2 - Load the packer demo version in Olly and launch the script. Protect something activating all the feature (it's important for dumping all the assemblies of the packer).

3 - Now you must obtain the full version exe. So you must crack it and let it run at least one time. A simple way to do that is to start it with Olly and let it show the not-licensed messagebox. Search for the following "sequence of commands":

Code:

MOV EAX,ESI
POP ESI                                  
RETN
XOR EAX,EAX
POP ESI                                  
RETN

There is a je right before. It's the good/bad boy jump. So place an hwbp on the je and restart the app. When Olly breaks change the je destination and run the previous script. You will have a dump of some dlls and also of the packer full version. Remember to backup the demo version dumps before restarting the script.

4 - Open the dumps in an assembly viewer and rename the dumps with their original names.
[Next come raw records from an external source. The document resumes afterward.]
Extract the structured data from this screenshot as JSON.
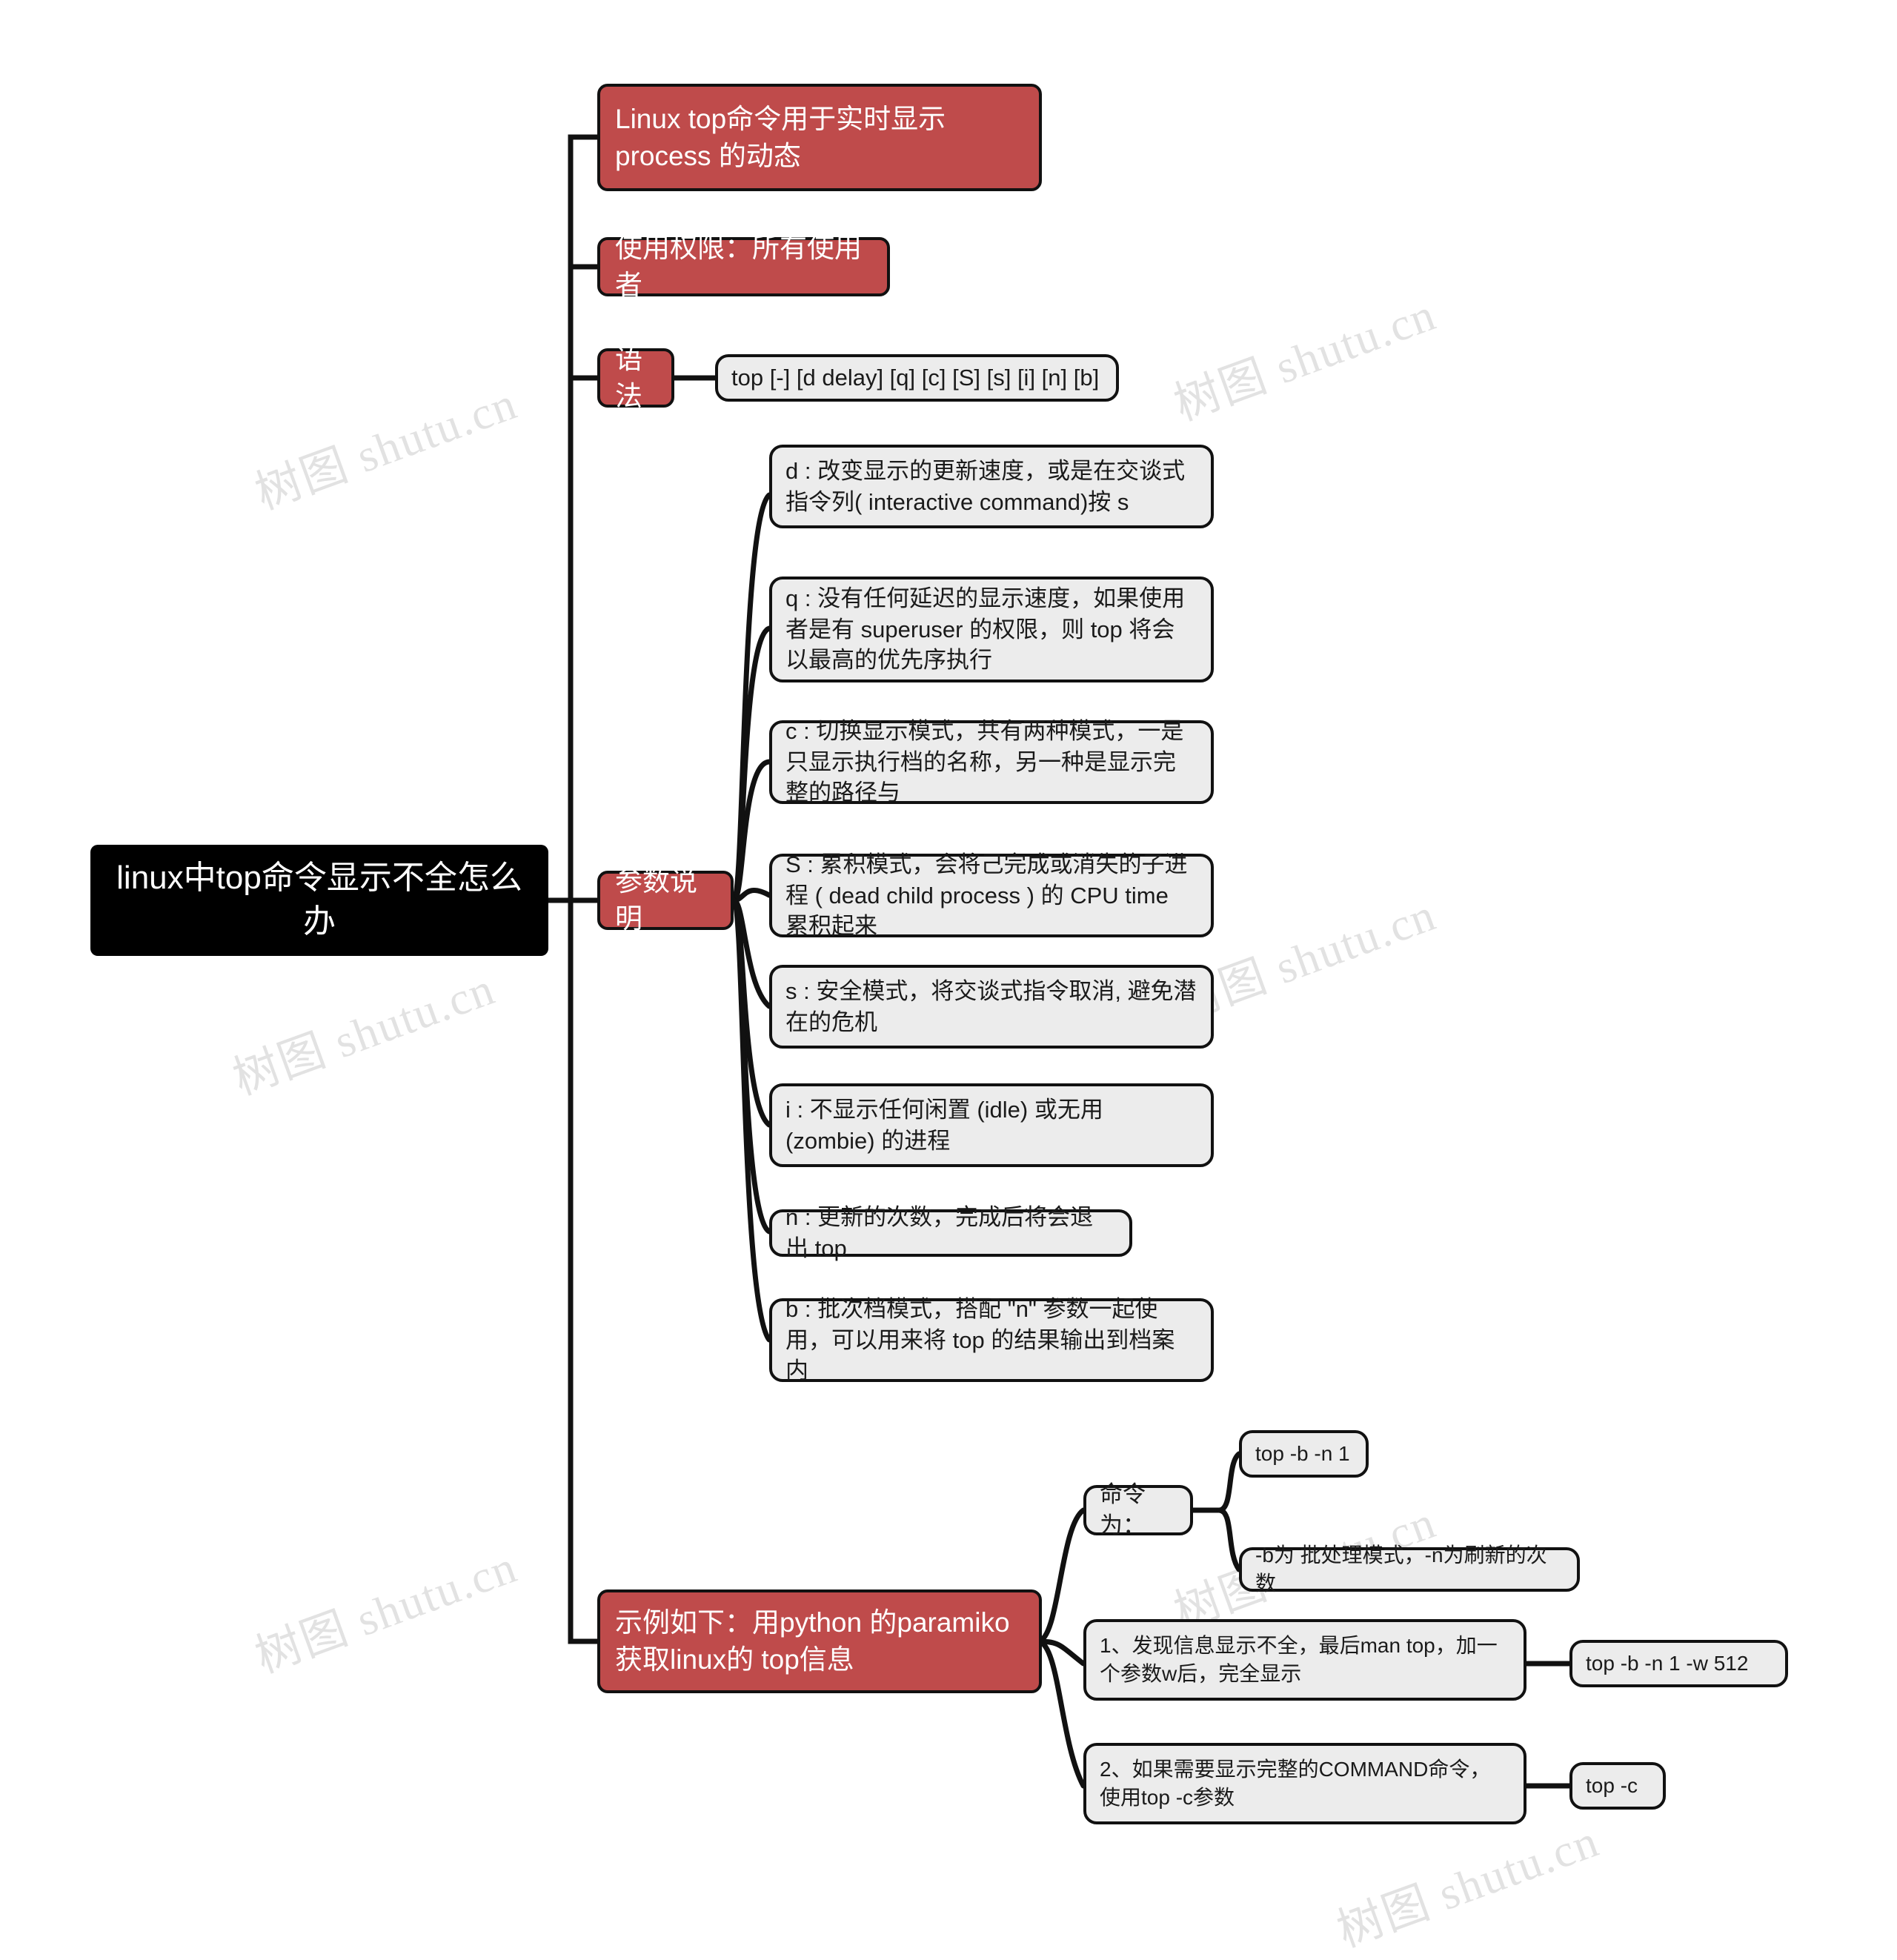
{
  "watermark": {
    "text": "树图 shutu.cn"
  },
  "mindmap": {
    "root": {
      "label": "linux中top命令显示不全怎么办"
    },
    "branches": [
      {
        "label": "Linux top命令用于实时显示 process 的动态"
      },
      {
        "label": "使用权限：所有使用者"
      },
      {
        "label": "语法",
        "children": [
          {
            "label": "top [-] [d delay] [q] [c] [S] [s] [i] [n] [b]"
          }
        ]
      },
      {
        "label": "参数说明",
        "children": [
          {
            "label": "d : 改变显示的更新速度，或是在交谈式指令列( interactive command)按 s"
          },
          {
            "label": "q : 没有任何延迟的显示速度，如果使用者是有 superuser 的权限，则 top 将会以最高的优先序执行"
          },
          {
            "label": "c : 切换显示模式，共有两种模式，一是只显示执行档的名称，另一种是显示完整的路径与"
          },
          {
            "label": "S : 累积模式，会将己完成或消失的子进程 ( dead child process ) 的 CPU time 累积起来"
          },
          {
            "label": "s : 安全模式，将交谈式指令取消, 避免潜在的危机"
          },
          {
            "label": "i : 不显示任何闲置 (idle) 或无用 (zombie) 的进程"
          },
          {
            "label": "n : 更新的次数，完成后将会退出 top"
          },
          {
            "label": "b : 批次档模式，搭配 \"n\" 参数一起使用，可以用来将 top 的结果输出到档案内"
          }
        ]
      },
      {
        "label": "示例如下：用python 的paramiko 获取linux的 top信息",
        "children": [
          {
            "label": "命令为：",
            "children": [
              {
                "label": "top -b -n 1"
              },
              {
                "label": "-b为 批处理模式，-n为刷新的次数"
              }
            ]
          },
          {
            "label": "1、发现信息显示不全，最后man top，加一个参数w后，完全显示",
            "children": [
              {
                "label": "top -b -n 1 -w 512"
              }
            ]
          },
          {
            "label": "2、如果需要显示完整的COMMAND命令，使用top -c参数",
            "children": [
              {
                "label": "top -c"
              }
            ]
          }
        ]
      }
    ]
  },
  "colors": {
    "root_background": "#000000",
    "branch_background": "#bf4b4b",
    "leaf_background": "#ececec",
    "stroke": "#111111",
    "watermark": "#e2e2e2"
  }
}
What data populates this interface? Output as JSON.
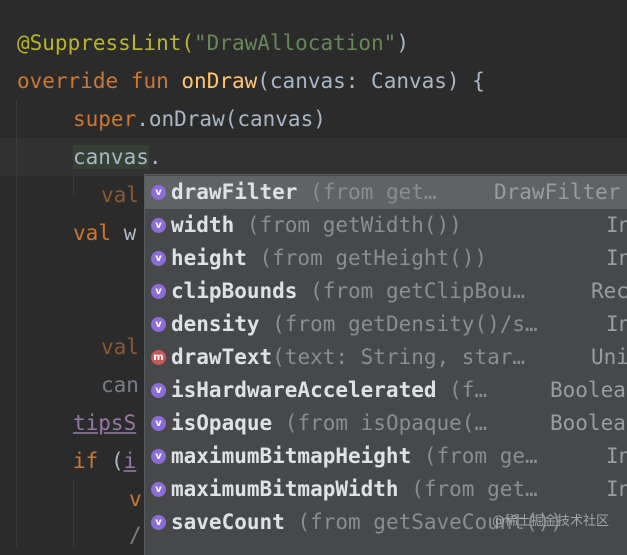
{
  "code": {
    "annotation_prefix": "@SuppressLint(",
    "annotation_arg": "\"DrawAllocation\"",
    "annotation_suffix": ")",
    "kw_override": "override",
    "kw_fun": "fun",
    "fn_name": "onDraw",
    "signature": "(canvas: Canvas) {",
    "kw_super": "super",
    "super_call": ".onDraw(canvas)",
    "canvas_word": "canvas",
    "dot": ".",
    "val_partial_1": "val",
    "val_partial_2_kw": "val",
    "val_partial_2_rest": " w",
    "val_partial_3": "val",
    "can_partial": "can",
    "tips_partial": "tipsS",
    "kw_if": "if",
    "if_rest": " (",
    "if_member": "i",
    "v_partial": "v",
    "slash_partial": "/"
  },
  "completion": {
    "items": [
      {
        "name": "drawFilter",
        "detail": " (from get…",
        "type": "DrawFilter",
        "kind": "property-icon",
        "selected": true
      },
      {
        "name": "width",
        "detail": " (from getWidth())",
        "type": "Int",
        "kind": "property-icon",
        "selected": false
      },
      {
        "name": "height",
        "detail": " (from getHeight())",
        "type": "Int",
        "kind": "property-icon",
        "selected": false
      },
      {
        "name": "clipBounds",
        "detail": " (from getClipBou…",
        "type": "Rect",
        "kind": "property-icon",
        "selected": false
      },
      {
        "name": "density",
        "detail": " (from getDensity()/s…",
        "type": "Int",
        "kind": "property-icon",
        "selected": false
      },
      {
        "name": "drawText",
        "detail": "(text: String, star…",
        "type": "Unit",
        "kind": "method-icon",
        "selected": false
      },
      {
        "name": "isHardwareAccelerated",
        "detail": " (f…",
        "type": "Boolean",
        "kind": "property-icon",
        "selected": false
      },
      {
        "name": "isOpaque",
        "detail": " (from isOpaque(…",
        "type": "Boolean",
        "kind": "property-icon",
        "selected": false
      },
      {
        "name": "maximumBitmapHeight",
        "detail": " (from ge…",
        "type": "Int",
        "kind": "property-icon",
        "selected": false
      },
      {
        "name": "maximumBitmapWidth",
        "detail": " (from get…",
        "type": "Int",
        "kind": "property-icon",
        "selected": false
      },
      {
        "name": "saveCount",
        "detail": " (from getSaveCount())",
        "type": "",
        "kind": "property-icon",
        "selected": false
      }
    ]
  },
  "icons": {
    "property_letter": "v",
    "method_letter": "m"
  },
  "watermark": "@稀土掘金技术社区"
}
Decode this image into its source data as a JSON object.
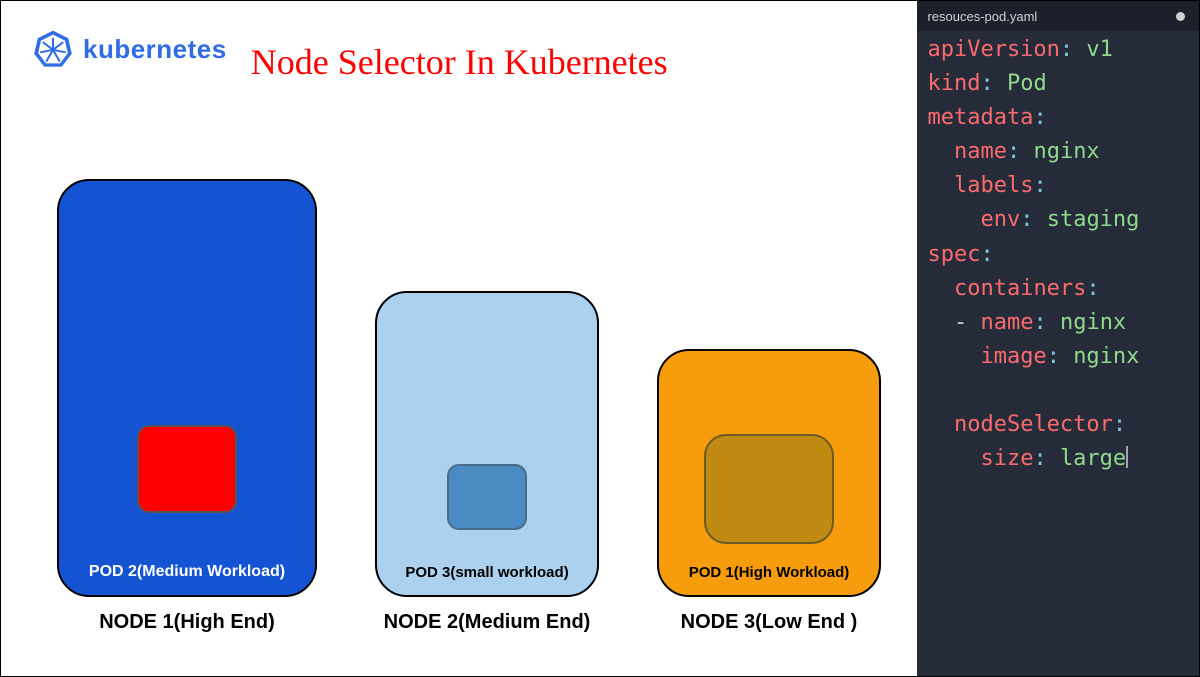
{
  "logo": {
    "text": "kubernetes"
  },
  "title": "Node Selector In Kubernetes",
  "nodes": [
    {
      "label": "NODE 1(High End)",
      "pod_label": "POD 2(Medium Workload)"
    },
    {
      "label": "NODE 2(Medium End)",
      "pod_label": "POD 3(small workload)"
    },
    {
      "label": "NODE 3(Low End )",
      "pod_label": "POD 1(High Workload)"
    }
  ],
  "editor": {
    "tab_name": "resouces-pod.yaml",
    "yaml": {
      "apiVersion": "v1",
      "kind": "Pod",
      "metadata_key": "metadata",
      "name_key": "name",
      "name_val": "nginx",
      "labels_key": "labels",
      "env_key": "env",
      "env_val": "staging",
      "spec_key": "spec",
      "containers_key": "containers",
      "c_name_key": "name",
      "c_name_val": "nginx",
      "c_image_key": "image",
      "c_image_val": "nginx",
      "nodeSelector_key": "nodeSelector",
      "size_key": "size",
      "size_val": "large"
    }
  }
}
There will be an exe (the full version protector) and the other are all the dlls (you can take them from demo or full version). Now you have a full unpacked version but if try to use it, it would crash because the AppDomain misses some information setted up by the loader. So what can we do? Easy, let's pack it again with the demo version!

5 - Start demo version and protect the full unpacked exe. You will see that it loads some extern assemblies needed to let the packer work.

6 - Now, if you try to use the full version (protected by you), everything would work fine. So why we need another step? Because we protected the full unpacked version with the demo version. This means that in few days our full version won't work anymore. So what can we do?

7 - Easy, let's protect the full unpacked version again, but this time using the full version of the packer (obtained at the previous step), before it expires and voil¨¤, job done!